According to News.AZ, the Atheism Association, the first of its kind in any Muslim-majority country, was officially founded in Istanbul’s Asian-side neighborhood of Kadıköy in April 2014, Hurriyet Daily reports. However, the Gölbaşı 2nd Civil Court of Peace in Ankara has finally moved to block the association’s website, according to the group’s statement on March 3, 2015.
As of March 4, Turkish internet users could not access www.ateizmdernegi.org without using tools to bypass blockings, such as a VPN.
The court ruling cites Article 216 of the Turkish Penal Law, which forbids “provoking the people for hate and enmity or degrading them.”
What's the future of religious institutions in the U.S.? Answer: None.
According to AlterNet, with fire-breathing religion figuring anew in global conflicts, and political discussions at home often dominated by the nuttery of the Christian right, you might get the sense that somebody’s god is ready to mug you around every street corner. But if you’re the type who doesn’t like to hang your hat on organized religion, here’s a bit of good news: in America, your numbers are growing.

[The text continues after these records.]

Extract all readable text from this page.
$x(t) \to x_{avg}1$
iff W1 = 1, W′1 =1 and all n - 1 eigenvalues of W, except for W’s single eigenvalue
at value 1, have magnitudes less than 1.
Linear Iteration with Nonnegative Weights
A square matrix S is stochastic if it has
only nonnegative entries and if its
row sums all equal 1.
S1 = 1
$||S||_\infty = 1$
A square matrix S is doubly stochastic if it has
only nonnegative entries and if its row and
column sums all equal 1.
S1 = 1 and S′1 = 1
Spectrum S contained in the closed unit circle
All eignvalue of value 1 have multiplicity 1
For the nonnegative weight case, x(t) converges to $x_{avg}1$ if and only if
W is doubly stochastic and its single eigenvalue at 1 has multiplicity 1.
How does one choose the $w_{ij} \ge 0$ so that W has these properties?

There are more religiously unaffiliated people in the U.S. today than ever before. Starting in the 1980s, a variety of polls using different methodologies have come to the same conclusion: people who do not identify with religious labels are on the rise, perhaps even doubling in that time frame.
Some call them “nones”: agnostics, atheists, deists, secular humanists, general humanists, and people who just don’t care to identify with any religious group. It’s not exactly correct to call them nonbelievers, because some still have faith and spirituality in some sense or another. A 2012 Pew study noted that 30 percent of these people believe in "God or universal spirit" and around 20 percent even pray every day. But according to the latest research, Americans checking the “none of the above” box will make up an increasingly important force in the country. Other groups, like born-again evangelicals, have grown more percentage-wise, but the nones have them beat in absolute numbers.